Some people are skeptical of such statements, asking how government debt can impose a cost on future generations — after all, don’t we “owe it to ourselves?”

There is an economics answer to this, but you can also consider the basic libertarian theme of voluntarism vs. coercion.

Suppose there are three groups in society: beneficiaries of government programs, taxpayers, and creditors. Now suppose that in year one the government borrows $800 billion for a spending plan, which must be paid back in year two.

In year one, government beneficiaries are better off, taxpayers are not affected, and creditors are better off because they entered a voluntary financial exchange with the government. Since voluntary exchanges are mutually beneficial, nobody is worse off in year one.

The burden of deficit spending must be moved elsewhere — to year two. In year two, government beneficiaries are not affected and creditors receive their repayment. But taxpayers are hit with a bill for $800 billion plus interest, and this is no voluntary exchange. This is an $800 billion extraction with the full coercive power of the government coming into play.
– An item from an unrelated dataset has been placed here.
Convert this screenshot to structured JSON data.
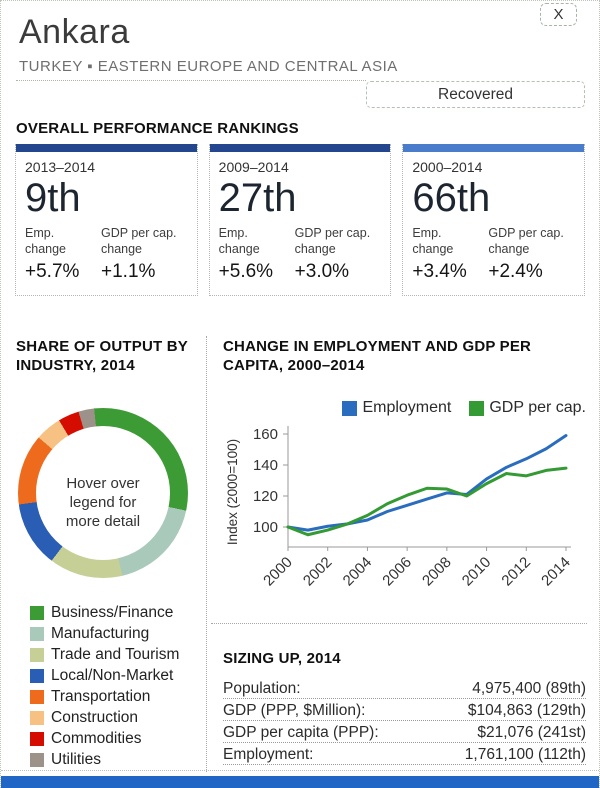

Deficit spending pushes burdens into the future because it delays the use of coercive power. And unfortunately, there is a growing amount of federal coercion awaiting the next generation of young Americans, given that federal public debt is $7.2 trillion and rapidly rising.

Flowers Aren’t Enough

“Small Government Returns as [Republican] Maxim,” headlines the Washington Post.
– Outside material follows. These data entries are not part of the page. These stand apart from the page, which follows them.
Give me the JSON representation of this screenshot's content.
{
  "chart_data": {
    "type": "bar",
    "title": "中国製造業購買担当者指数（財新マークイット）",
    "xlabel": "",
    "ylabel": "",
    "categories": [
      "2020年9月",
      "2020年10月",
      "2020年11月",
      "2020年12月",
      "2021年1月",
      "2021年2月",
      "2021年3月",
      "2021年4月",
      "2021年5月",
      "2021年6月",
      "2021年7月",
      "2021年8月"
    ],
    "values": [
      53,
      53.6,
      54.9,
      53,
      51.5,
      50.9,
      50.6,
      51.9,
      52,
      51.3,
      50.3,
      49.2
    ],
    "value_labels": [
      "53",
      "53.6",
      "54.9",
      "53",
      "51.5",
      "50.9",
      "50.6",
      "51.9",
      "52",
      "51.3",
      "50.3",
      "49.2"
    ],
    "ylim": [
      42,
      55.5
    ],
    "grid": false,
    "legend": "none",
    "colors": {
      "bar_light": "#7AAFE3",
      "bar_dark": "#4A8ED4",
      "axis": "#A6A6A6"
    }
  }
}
The unanimous vote by House Republicans against President Obama’s stimulus plan provided an early indication that the GOP hopes to regain power by becoming the champion of small government, a reputation many felt slipped away during the high-spending Bush years.

But small-government voters may not be persuaded that the GOP has returned to its principles on the basis of one vote against a bill proposed by the other party, which happens to be, in the words of Republican whip Eric Cantor, likely “the largest spending bill in history.”

Like a wife whose husband has strayed dozens of times over the past eight years, small-government voters may not feel that one Valentine’s Day present is enough to restore trust. Especially when some of the prodigal Republicans are even now saying that they might vote for the largest spending bill in history on final passage.

Idle, Cleese for Daschle’s Health Care Rationing Board

In his recent book Critical, HHS secretary-nominee Tom Daschle proposes to create a federal health care rationing board empowered to deny medical care to patients in government health care programs and, ultimately, private health plans.

The stimulus bill moving through Congress gives Daschle his wish. It provides $400 million for HHS to launch a 15-member “Federal Coordinating Council for Comparative Effectiveness Research” that would conduct research intended to help government bureaucrats overrule your doctor.